Chronik

Die Himmelsscheibe darf noch länger strahlen

Die Ausstellung "Die Himmelsscheibe von Nebra - Aus der Tiefe geboren" lockt zahlreiche Besucher in das Keltenmuseum in Hallein. Deshalb wird sie nun bis zum 16. September verlängert.

Himmelsscheibe SN/landesamt für denkmalpflege und archäologie sachsen-anhalt
Himmelsscheibe

So bietet sich weiterhin die Gelegenheit, das weltberühmte, 1999 in Sachsen-Anhalt gefundene astronomische Instrument aus der Nähe zu bestaunen. Zusätzliche Sonderführungen laden in die geheimnisvolle Welt der Bronzezeit ein.
Das Interesse an der Kopie, die in einer Sonderausstellung im Keltenmuseum Hallein gezeigt wird, ist groß. Nur selten bestehe die Möglichkeit, einem solchen archäologischen Fund von Weltrang so nahe zu kommen und die Hintergründe seiner Entstehung und Geschichte auf so eindrückliche Weise erleben zu dürfen, heißt es aus dem Museum. Deshalb haben die Ausstellungsmacher alle Hebel in Bewegung gesetzt, den Sensationsfund und die einzigartigen Objekte aus den Kupferbergwerken von Bischofshofen weiterhin zu präsentieren.
Die zahlreichen Veranstaltungen wie Vorträge, Sonderführungen und Workshops zur Ausstellung stießen auf großes Interesse.
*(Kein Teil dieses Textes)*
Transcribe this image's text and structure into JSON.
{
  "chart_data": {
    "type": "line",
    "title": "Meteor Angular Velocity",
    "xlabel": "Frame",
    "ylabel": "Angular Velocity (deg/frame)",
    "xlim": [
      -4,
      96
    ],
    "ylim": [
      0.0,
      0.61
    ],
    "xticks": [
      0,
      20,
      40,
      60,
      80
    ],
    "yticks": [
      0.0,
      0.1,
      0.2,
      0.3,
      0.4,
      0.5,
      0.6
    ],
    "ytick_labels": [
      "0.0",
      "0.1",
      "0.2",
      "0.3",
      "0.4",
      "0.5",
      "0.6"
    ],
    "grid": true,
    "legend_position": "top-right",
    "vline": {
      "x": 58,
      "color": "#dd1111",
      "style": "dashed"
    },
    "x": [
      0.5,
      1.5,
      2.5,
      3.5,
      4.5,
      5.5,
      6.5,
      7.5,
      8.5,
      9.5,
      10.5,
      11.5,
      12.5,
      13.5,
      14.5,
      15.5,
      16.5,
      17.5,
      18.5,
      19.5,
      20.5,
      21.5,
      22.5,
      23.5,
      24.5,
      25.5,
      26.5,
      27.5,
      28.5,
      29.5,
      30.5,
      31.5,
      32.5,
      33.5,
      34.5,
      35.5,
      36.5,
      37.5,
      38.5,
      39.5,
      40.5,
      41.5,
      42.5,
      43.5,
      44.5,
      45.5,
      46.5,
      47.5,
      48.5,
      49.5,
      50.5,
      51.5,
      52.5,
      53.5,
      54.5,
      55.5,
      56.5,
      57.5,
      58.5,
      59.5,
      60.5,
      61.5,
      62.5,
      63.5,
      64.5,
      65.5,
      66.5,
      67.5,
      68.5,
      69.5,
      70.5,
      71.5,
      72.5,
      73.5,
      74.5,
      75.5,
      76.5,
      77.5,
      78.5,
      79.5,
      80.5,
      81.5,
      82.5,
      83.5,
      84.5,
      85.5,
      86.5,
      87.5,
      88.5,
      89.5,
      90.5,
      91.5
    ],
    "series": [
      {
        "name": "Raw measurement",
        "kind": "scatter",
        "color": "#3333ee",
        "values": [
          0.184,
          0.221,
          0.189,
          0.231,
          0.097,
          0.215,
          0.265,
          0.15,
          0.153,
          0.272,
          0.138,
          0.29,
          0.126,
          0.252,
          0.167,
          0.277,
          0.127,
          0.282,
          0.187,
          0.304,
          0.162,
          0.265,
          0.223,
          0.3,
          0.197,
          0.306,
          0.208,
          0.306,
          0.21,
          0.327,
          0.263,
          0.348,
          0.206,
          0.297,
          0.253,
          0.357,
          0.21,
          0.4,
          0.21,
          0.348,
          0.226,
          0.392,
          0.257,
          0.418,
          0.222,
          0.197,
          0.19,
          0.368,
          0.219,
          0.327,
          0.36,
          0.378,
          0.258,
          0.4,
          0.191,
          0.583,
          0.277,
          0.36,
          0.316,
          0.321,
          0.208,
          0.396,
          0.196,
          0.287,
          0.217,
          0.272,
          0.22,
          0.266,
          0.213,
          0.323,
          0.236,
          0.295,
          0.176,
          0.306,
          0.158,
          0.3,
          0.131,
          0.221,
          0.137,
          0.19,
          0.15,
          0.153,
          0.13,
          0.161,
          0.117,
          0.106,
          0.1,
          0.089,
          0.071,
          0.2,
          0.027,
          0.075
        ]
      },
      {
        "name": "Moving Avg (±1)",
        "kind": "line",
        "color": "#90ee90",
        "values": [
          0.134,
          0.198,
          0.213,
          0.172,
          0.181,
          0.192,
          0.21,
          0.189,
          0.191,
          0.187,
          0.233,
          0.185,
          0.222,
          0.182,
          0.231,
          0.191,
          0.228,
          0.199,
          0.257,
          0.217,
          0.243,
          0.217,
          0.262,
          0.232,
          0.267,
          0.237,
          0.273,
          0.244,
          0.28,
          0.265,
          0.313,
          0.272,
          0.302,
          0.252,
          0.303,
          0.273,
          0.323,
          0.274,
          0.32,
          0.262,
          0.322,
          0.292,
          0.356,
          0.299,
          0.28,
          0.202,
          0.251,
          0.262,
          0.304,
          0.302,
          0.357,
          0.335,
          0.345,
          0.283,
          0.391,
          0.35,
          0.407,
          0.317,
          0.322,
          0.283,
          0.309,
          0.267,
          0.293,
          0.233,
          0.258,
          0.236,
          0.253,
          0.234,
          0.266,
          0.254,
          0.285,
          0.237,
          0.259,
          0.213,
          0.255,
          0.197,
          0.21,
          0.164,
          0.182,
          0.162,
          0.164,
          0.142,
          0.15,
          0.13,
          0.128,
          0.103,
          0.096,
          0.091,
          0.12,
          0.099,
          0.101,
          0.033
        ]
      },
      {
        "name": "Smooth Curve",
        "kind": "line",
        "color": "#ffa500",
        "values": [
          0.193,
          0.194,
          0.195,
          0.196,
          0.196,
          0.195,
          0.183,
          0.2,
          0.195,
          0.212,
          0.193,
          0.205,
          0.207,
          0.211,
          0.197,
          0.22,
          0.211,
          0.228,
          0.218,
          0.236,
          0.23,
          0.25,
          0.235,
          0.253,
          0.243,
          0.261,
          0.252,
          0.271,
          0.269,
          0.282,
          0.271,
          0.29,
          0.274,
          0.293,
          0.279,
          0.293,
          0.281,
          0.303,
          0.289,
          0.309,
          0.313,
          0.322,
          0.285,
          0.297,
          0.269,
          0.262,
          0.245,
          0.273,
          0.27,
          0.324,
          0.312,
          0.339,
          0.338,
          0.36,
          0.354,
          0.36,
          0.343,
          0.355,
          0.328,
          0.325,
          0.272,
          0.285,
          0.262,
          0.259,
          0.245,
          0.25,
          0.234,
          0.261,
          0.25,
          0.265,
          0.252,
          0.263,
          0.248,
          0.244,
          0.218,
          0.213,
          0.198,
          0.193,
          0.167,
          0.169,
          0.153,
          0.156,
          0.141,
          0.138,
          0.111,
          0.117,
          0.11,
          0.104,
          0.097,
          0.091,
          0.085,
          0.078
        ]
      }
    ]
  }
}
Auch in der Verlängerung soll es zusätzliche Führungen geben, die auf der Homepage des Museums unter www.keltenmuseum.at angekündigt werden.
Der Salzburg-Bezug der Kupferscheibe dürfte das Interesse in der Region geweckt haben. Naturwissenschaftliche Analysen belegen, dass der Rohstoff, aus dem sie hergestellt ist, aus den bronzezeitlichen Kupferbergwerken im Mitterberger Gebiet um Bischofshofen stammt. Die Ausstellung zeigt nun rund einen Monat länger die weltweit einzigartigen Werkzeuge und Geräte, mit denen vor 3500 Jahren das Erz in den Stollen gebrochen wurde. Aus dem daraus verhütteten Kupfer wurden Bronzegegenstände in ganz Europa hergestellt. Sie zeigen, dass Salzburg schon vor Jahrtausenden ein Zentrum Europas war.